Faith groups are leading the fight against vaccine misinformation on what one called the “lawless wasteland” of WhatsApp.
Messages spreading fake COVID-19 information are widely shared on the private messaging app. This is often through a simple “forwarding” feature that copies messages to other contacts.
But the Muslim Council of Britain (MCB) and other groups have been pushing back on that disinformation.
Sky News has been collecting and analysing messages to monitor what type of misinformation is shared on WhatsApp, while also speaking to groups which are tackling the problem head on.
One example of a vaccine misinformation message on WhatsApp is a video showing two unidentified women falsely claiming that a type of COVID-19 vaccine will change people’s DNA.
By searching for the exact phrases used by the women, Sky News was able to discover that the clip was a widely debunked video of two anti-vaccination campaigners.
The original video was posted on to YouTube in October 2020 before being taken down. The version shared on WhatsApp had cut the 37-minute clip down to two minutes and was sent to Sky News in February 2021.
The video was also edited to include subtitles translating the information, suggesting those distributing it were hoping to reach a non-English audience.
The MCB has been trying to fight back against messages like this since the start of the pandemic.
It has been creating myth-buster and explainer messages designed to mimic the shareable formats seen in many viral misinformation messages. This includes adding translated subtitles to short videos.
The past 12 months have been an information war, according to Dr Wajid Akhter, the assistant secretary general of the MCB, the UK’s largest organisation representing British Muslims.
He told Sky News: “People should be allowed to share worries and concerns they have. But some of the stuff that we’re seeing going around definitely goes into the territory of deliberate misinformation.
“WhatsApp is a very specific lawless wasteland of social media.”
The MCB and British Islamic Medical Association (BIMA) have worked to get correct information out there fast.
Dr Akhter, who is also vice-president of BIMA, said: “We didn’t spend too much time trying to make it perfectly classically designed… An anti-vaxxer would just flick on his camera, rant for 60 seconds and send it off and the lie spreads halfway around the world [so] we weren’t going to wait.”

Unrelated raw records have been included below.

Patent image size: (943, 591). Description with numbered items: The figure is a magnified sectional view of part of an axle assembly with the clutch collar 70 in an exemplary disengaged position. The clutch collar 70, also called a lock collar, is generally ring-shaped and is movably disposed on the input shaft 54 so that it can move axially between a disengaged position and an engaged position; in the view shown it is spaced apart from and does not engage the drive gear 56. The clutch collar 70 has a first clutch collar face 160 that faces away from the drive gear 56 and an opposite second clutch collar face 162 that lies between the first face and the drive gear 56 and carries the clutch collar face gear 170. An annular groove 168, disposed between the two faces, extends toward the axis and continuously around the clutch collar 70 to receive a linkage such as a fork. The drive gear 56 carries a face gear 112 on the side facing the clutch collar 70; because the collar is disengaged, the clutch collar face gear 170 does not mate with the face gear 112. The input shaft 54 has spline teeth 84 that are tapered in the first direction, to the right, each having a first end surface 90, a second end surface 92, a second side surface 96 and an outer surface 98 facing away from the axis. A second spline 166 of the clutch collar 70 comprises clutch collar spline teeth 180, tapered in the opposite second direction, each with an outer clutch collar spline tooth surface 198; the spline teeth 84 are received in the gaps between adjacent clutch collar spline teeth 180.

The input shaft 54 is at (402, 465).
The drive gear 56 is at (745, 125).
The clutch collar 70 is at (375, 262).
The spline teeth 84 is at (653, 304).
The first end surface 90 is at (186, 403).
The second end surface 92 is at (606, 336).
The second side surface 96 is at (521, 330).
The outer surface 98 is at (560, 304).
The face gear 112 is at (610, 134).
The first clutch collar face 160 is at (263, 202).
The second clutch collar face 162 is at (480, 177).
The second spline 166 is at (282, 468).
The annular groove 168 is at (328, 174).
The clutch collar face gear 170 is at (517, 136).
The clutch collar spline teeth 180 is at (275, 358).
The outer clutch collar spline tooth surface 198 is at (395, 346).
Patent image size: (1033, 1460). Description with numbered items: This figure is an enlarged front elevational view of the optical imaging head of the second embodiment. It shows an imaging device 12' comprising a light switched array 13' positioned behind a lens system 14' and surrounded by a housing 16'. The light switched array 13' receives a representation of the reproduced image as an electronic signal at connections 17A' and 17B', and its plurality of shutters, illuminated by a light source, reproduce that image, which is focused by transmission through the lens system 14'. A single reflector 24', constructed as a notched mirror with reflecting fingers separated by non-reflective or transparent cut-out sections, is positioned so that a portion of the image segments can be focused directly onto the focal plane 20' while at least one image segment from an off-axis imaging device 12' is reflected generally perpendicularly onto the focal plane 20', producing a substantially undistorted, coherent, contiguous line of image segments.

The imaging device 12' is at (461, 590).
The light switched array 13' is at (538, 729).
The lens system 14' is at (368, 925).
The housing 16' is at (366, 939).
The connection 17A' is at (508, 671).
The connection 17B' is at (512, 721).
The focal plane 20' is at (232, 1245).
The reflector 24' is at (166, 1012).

He also believes a key reason why they have seen success in the messages being sent out is that the MCB and BIMA are trusted by the community they are talking to.
He said: “It’s human nature that you’re more likely to listen to your friends or colleagues… We’re literally the person praying next to them in the mosque, we’re relatives or friends.”
The British Muslim community is not alone in facing the issue of vaccine hesitancy.
Office for National Statistics data released this week found people from black, Asian and other minority communities in the UK generally appear to be more hesitant about taking the vaccine, compared to white adults.
Hesitancy was highest for black adults.
The Hindu Council UK (HCUK), the largest umbrella organisation for Hindus living in the UK, has also been taking the misinformation battle to WhatsApp chats.
Spokesman Rajnish Kashyap told Sky News how anti-vax messages circulating in community WhatsApp groups preyed on fears and concerns.
“We started noticing [that] misinformation on social media, especially on WhatsApp, was fuelling vaccine hesitancy. Religiously targeted messages falsely claimed that vaccines contain animal products. For Muslims, it was pork and for Hindus it was beef,” he told Sky News.
Mr Kashyap said that so-called anti-vax messages have been circulated in the Hindu community more frequently since September. By December it had become a real cause for concern for HCUK.
It began using WhatsApp networks established during the first lockdown to share correct information about the vaccine. Mr Kashyap believes its efforts to combat misinformation on WhatsApp has made an impact.
WhatsApp has previously taken action to combat misinformation on its platform, such as in April 2020 when it reduced how many times a message could be forwarded.
At the time, a spokesperson said forwarding “can contribute to the spread of misinformation” and that “we believe it’s important to slow the spread of these messages down to keep WhatsApp a place for personal conversation”.
It did not respond to a request for comment for this article.